Cervix cancer usually spreads through direct local extension and via the lymphatics, haematogenous metastasis is relatively infrequent and cutaneous metastases are very rare with a reported incidence ranging from 0.1 to 2%.1–3 Subcutaneous metastasis of certain malignant diseases such as gastric cancer, esophageal cancer, colorectal cancer and breast cancer have been detected with 18F-fluoro-2-deoxyglucose positron emission tomography/computed tomography (FDG-PET/CT).3 This is a rare case with subcutaneous metastases from cervix cancer detected with PET/CT.
Skeletal muscle involvement from cervical carcinoma is very rare, and usually documented in the context of an already far advanced stage tumor. The incidence of skeletal muscle metastases in cervix carcinoma is reported to be less than 1% of metastases of haematogenous origin. The most frequent site being the psoas muscle; however metastasis to masseter, intercostals, biceps and deltoid muscles have also been reported.3 Malignancies known to frequently metastasize to the muscle are melanoma, kidney, lung, thyroid cancer; moreover skeletal muscle metastases have been also reported in lymphoma, leukaemia and colon cancer patients.3
A 46-year-old woman with carcinoma of the cervix was treated with chemo-radiation therapy. Six months later during follow up, FDG-PET/CT (Siemens Biograph 6, Chicago, USA) imaging was applied for restaging. FDG-PET/CT images were obtained approximately 60min after the intravenous injection of 10mCi (370MBq) FDG. Prior to the examination, 40ml of ionic iodinated contrast agent diluted in 1500ml of water was given to patient orally. No other iv contrast material was used for the CT scans.

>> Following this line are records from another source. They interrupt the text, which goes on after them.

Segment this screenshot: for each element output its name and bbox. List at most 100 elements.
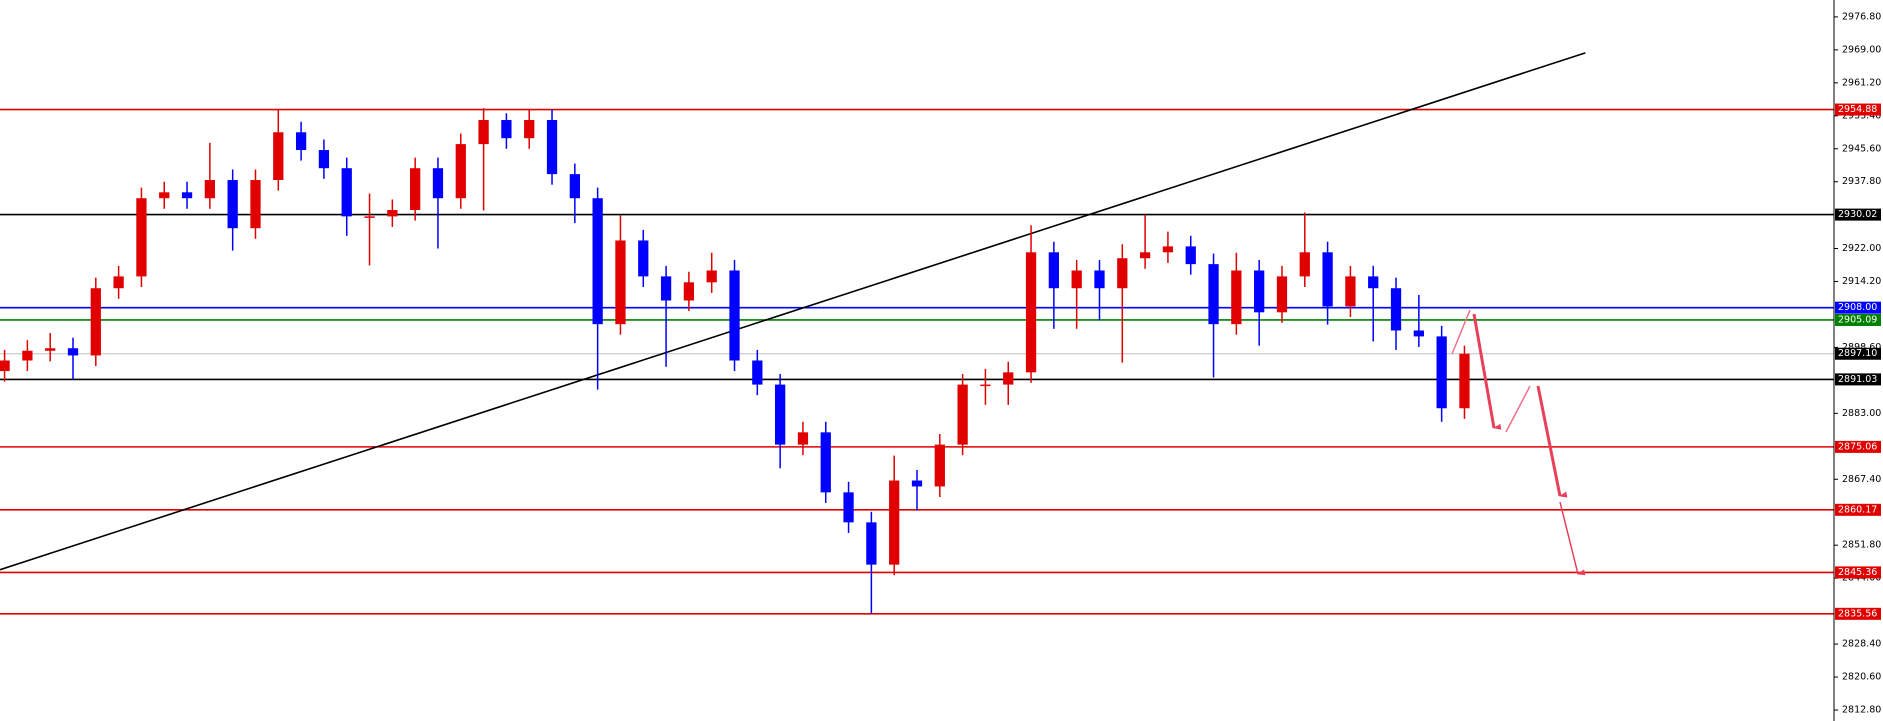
candle-body (295, 132, 307, 151)
candle-body (341, 168, 352, 217)
y-tick-label: 2914.20 (1842, 276, 1881, 287)
candle-body (1208, 264, 1219, 325)
price-axis: 2976.80 2969.00 2961.20 2953.40 2945.60 2937.… (1833, 0, 1883, 721)
candle-body (22, 350, 33, 361)
candle-body (501, 120, 512, 139)
candle-body (843, 492, 854, 523)
candle-body (1025, 252, 1037, 373)
candle-body (159, 192, 170, 199)
candle-body (273, 132, 284, 181)
level-label-box (1835, 103, 1881, 116)
trendline (0, 52, 1586, 571)
projection-arrows (1451, 309, 1586, 576)
candle-body (0, 360, 10, 372)
candle-body (1459, 353, 1470, 409)
level-label: 2954.88 (1838, 104, 1877, 115)
candle-body (1345, 276, 1356, 307)
candle-body (67, 348, 79, 356)
candle-body (318, 150, 330, 169)
level-label: 2891.03 (1838, 374, 1877, 385)
level-label-box (1835, 301, 1881, 314)
candle-body (181, 192, 193, 199)
level-label: 2835.56 (1838, 608, 1877, 619)
candle-body (1390, 288, 1402, 331)
level-label: 2905.09 (1838, 314, 1877, 325)
level-label-box (1835, 313, 1881, 326)
candle-body (410, 168, 421, 211)
y-tick-label: 2867.40 (1842, 474, 1881, 485)
y-tick-label: 2898.60 (1842, 342, 1881, 353)
level-label-box (1835, 440, 1881, 453)
candle-body (569, 174, 580, 199)
level-label: 2860.17 (1838, 504, 1877, 515)
y-tick-label: 2961.20 (1842, 77, 1881, 88)
y-tick-label: 2812.80 (1842, 705, 1881, 716)
candle-body (45, 348, 56, 351)
candle-body (1299, 252, 1310, 277)
level-label-box (1835, 347, 1881, 360)
candle-body (1413, 330, 1424, 337)
candle-body (615, 240, 626, 325)
candle-body (546, 120, 558, 175)
arrow (1559, 501, 1586, 576)
candle-body (387, 210, 398, 217)
level-label: 2908.00 (1838, 302, 1877, 313)
candle-body (1094, 270, 1105, 289)
y-tick-label: 2937.80 (1842, 176, 1881, 187)
candle-body (1276, 276, 1288, 313)
candle-body (1436, 336, 1447, 409)
candle-body (227, 180, 238, 229)
candle-body (660, 276, 672, 301)
y-tick-label: 2969.00 (1842, 44, 1881, 55)
candle-body (1322, 252, 1333, 307)
y-tick-label: 2883.00 (1842, 408, 1881, 419)
level-label-box (1835, 566, 1881, 579)
candle-body (934, 444, 945, 487)
candle-body (820, 432, 831, 493)
level-label-box (1835, 373, 1881, 386)
candle-body (524, 120, 535, 139)
candle-body (957, 384, 968, 445)
arrow (1472, 313, 1502, 430)
y-tick-label: 2828.40 (1842, 639, 1881, 650)
candle-body (1048, 252, 1059, 289)
candle-body (638, 240, 649, 277)
candle-body (364, 216, 375, 218)
candle-body (1231, 270, 1242, 325)
candle-body (592, 198, 603, 325)
arrow (1536, 385, 1568, 498)
level-label: 2930.02 (1838, 209, 1877, 220)
level-label: 2875.06 (1838, 441, 1877, 452)
arrow (1505, 385, 1531, 433)
candle-body (1368, 276, 1379, 289)
candle-body (1003, 372, 1014, 385)
candle-body (797, 432, 809, 445)
candle-body (775, 384, 786, 445)
y-tick-label: 2953.40 (1842, 110, 1881, 121)
candle-body (1162, 246, 1174, 253)
plot-area (0, 52, 1834, 615)
candle-body (250, 180, 261, 229)
candle-body (432, 168, 444, 199)
y-tick-label: 2945.60 (1842, 143, 1881, 154)
candle-body (706, 270, 717, 283)
candle-body (683, 282, 695, 301)
candle-body (478, 120, 489, 145)
level-label: 2897.10 (1838, 348, 1877, 359)
y-tick-label: 2851.80 (1842, 540, 1881, 551)
candle-body (1254, 270, 1265, 313)
candle-body (90, 288, 101, 356)
candle-body (980, 384, 991, 387)
y-tick-label: 2976.80 (1842, 11, 1881, 22)
level-label-box (1835, 503, 1881, 516)
candle-body (204, 180, 215, 199)
candle-body (866, 522, 877, 565)
candle-body (113, 276, 124, 289)
candle-body (889, 480, 900, 565)
candle-body (1139, 252, 1151, 259)
y-tick-label: 2922.00 (1842, 243, 1881, 254)
axis-background (1834, 0, 1883, 721)
y-tick-label: 2820.60 (1842, 672, 1881, 683)
candle-body (752, 360, 763, 385)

Pretreatment maximum-intensity projection (MIP) of FDG-PET/CT data showed increased heterogeneous FDG uptake (maximum standardized uptake values (SUVmax): 15.3) within large cervical mass together with internal and external iliac lymph nodes (Fig. 1a). Post-treatment MIP of FDG-PET/CT data (Fig. 1b) revealed focally increased (SUVmax: 5.4) within residual cervical mass and iliac lymph nodes, consistent with partial metabolic response and multiple hypermetabolic foci of FDG uptake within subcutaneous tissue in left lower lateral chest, hepatorenal area, right gluteal area, left upper anterior region of the thigh, left lower quadrant of abdominal wall and several muscles (left abdominal oblique muscle, right iliopsoas muscle) (Fig. 2). CT scan detected subcutaneous nodular lesions in the same areas. The excisional biopsy of subcutaneous metastasis revealed metastatic atypic squamous epithelial cells.
Pretreatment MIP of FDG-PET/CT data showed increased heterogeneous FDG uptake (SUVmax: 15.3) within large cervical mass together with internal and external iliac lymph nodes (a). Posttreatment MIP of FDG-PET/CT data (b) revealed focally increased (SUVmax: 5.4) within residual cervical mass and iliac lymph nodes, consistent with partial metabolic response and multiple hypermetabolic foci of FDG uptake within several muscles and subcutaneous areas.
Posttreatment FDG-PET/CT revealed increased FDG uptake (SUVmax: 19.8) subcutaneous tissue in left lower lateral chest (a), hepatorenal area (b), right gluteal area (c), left upper anterior region of the thigh (d), left lower quadrant of abdominal wall and the left abdominal oblique muscle (e), and right iliopsoas muscle (f).